Hi, I'm Vineta Jackson, and I'm obsessed with gardening!
I've grown hundreds of different plants, many of them started from seed. My favorite flowers are dahlias, and I have over 60 different varieties growing in the garden. I'm also a member of the Puget Sound Dahlia Association and plan to help out with the Volunteer Park dahlia garden this coming year.
How I Got Started Gardening
I spent a lot of time outside as a kid. There was a huge, brambly raspberry patch in the front yard, and I would find a little clearing to sit down with a book and pick the surrounding berries.
Then I would grab a few green onions from the vegetable garden to munch on (yes, seriously!) and wander down to the pond to see what the ducks were up to. Ah, to be a kid again!
As an adult, it was a bit more difficult to get started gardening in my own space. Other than a pot of herbs on a windowsill, there wasn't really anywhere to grow anything in those tiny, dark apartments! It wasn't until we bought our first condo with TWO balconies that I became bitten by the gardening bug.
I was always experimenting to see what I could grow in such a small space. I packed the railing full of planters for beautiful annual flowers, and grew a small Japanese maple in a pot as a privacy screen. I loved sitting out on that little deck, surrounded by plants!
When we started looking for a house, one of my major requirements was a yard for our son and a garden for me. After a year of searching, we finally found it!
When we bought our house, it was obvious that someone had loved and cared for the garden in the past. Mature Japanese maple trees and established evergreen shrubs formed a beautiful structure for the planting beds.
However, it had been years since someone actively cared for this garden. Other than a few foundational plants, the rest of the space was a blank slate, just waiting for me to transform!
When you first enter the backyard, you encounter this large garden bed. It was filled with irises that were so crowded, none of them flowered! All we would get is leafy foliage and a bunch of weeds.
Over that first summer, I spent every sunny weekend pulling out hundreds of iris rhizomes and all those weeds. Eventually, this overgrown garden bed was cleared and is now being turned into a waterfall and pond!
The rest of the backyard has a shady, park-like feel that I absolutely love! The apple doesn't fall far from the tree, but instead of hiding in the raspberry patch, my son loved to sit under the weeping Japanese maple tree to read.
But the backyard also has some gardening challenges. It's dominated by a giant English walnut tree that creates dense shade in the summer. In addition, walnut trees release a chemical called juglone into the surrounding soil, which kills off competing plants!
It's taken a lot of trial and error to find plants that can survive in this shady spot. Ferns are one species that are juglone-resistant, and I've been dividing and transplanting ferns throughout the garden to fill in the bare spots. I've also added various hostas, rhododendrons, and epimediums to the space, which can also withstand the walnut's chemical.
My dream is to build a large greenhouse at the far end of this space.
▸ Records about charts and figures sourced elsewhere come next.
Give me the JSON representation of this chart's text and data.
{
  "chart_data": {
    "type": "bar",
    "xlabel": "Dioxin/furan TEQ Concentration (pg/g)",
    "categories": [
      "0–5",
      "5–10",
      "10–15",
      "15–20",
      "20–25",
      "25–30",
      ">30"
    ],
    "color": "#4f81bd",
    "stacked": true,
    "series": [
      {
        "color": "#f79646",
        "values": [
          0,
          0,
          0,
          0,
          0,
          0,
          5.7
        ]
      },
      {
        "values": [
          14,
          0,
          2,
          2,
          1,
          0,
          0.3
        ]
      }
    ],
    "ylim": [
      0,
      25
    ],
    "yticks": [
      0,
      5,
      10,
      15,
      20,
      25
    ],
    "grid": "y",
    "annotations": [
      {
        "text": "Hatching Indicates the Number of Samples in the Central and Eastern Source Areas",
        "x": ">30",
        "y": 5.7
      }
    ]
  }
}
The plants inside will be protected from the walnut's juglone, and it will become a bright and cheerful refuge for my family during those dark, rainy Seattle winters.
In the summer, it will be shaded by the walnut tree so it won't get too hot inside, but will have plenty of light in the winter when it loses its leaves. We've been talking about it for years, but I hope it will become a reality soon!
The front yard
Our house faces north with a large Japanese maple and ornamental plum on one side, which creates a lot of shady garden areas. Over the years, I've experimented with various shade-loving flowers to see which ones work best. I love how it's finally coming together!
The other side of the front yard gets much more sun, and I love filling that space with bright, colorful flowers! Even the fence is packed with baskets of cascading petunias!
As you can see, I'm almost out of garden space on the sunny side! I'm considering tearing out the grass and planting up the middle as well, but I had another idea first...
The cut flower garden
Our street is quite unique. It has these HUGE strips of grass between the street and the sidewalk that's larger than our actual front yard. Our neighbors have flowering crabapple trees in theirs, but ours was completely bare!
After a little research, I discovered that while this is technically city property, homeowners are allowed to use it in certain ways. If you obtain a permit and follow their guidelines, you can even install raised beds!
One by one, I built each of these raised garden beds. There are eight larger 3'x6' boxes and eight 3'x3' boxes, and they're filled with different flowers!
When I started the cut flower garden, I had no idea how much of an impact it would have on my neighborhood.
I've met countless neighbors who tell me they've changed their daily walking route so they can pass our house just to see what's blooming that day. I've had people screech to a halt in their cars so they can stop and take photos. I've even received sweet notes from families who just wanted to share their appreciation for what I've done in the space.
This is what gardening is all about!
About this site
I've been writing tutorials about home improvement on my other website, The Handyman's Daughter, since 2015. Some of my favorite projects were for my garden, like this outdoor plant stand with an arbor for hanging baskets.
In 2022, I decided to start a separate website to share everything I know about gardening. Now I can provide an in-depth look at every plant in my garden, from starting the seeds to cutting back foliage in winter, to help you grow a greener thumb!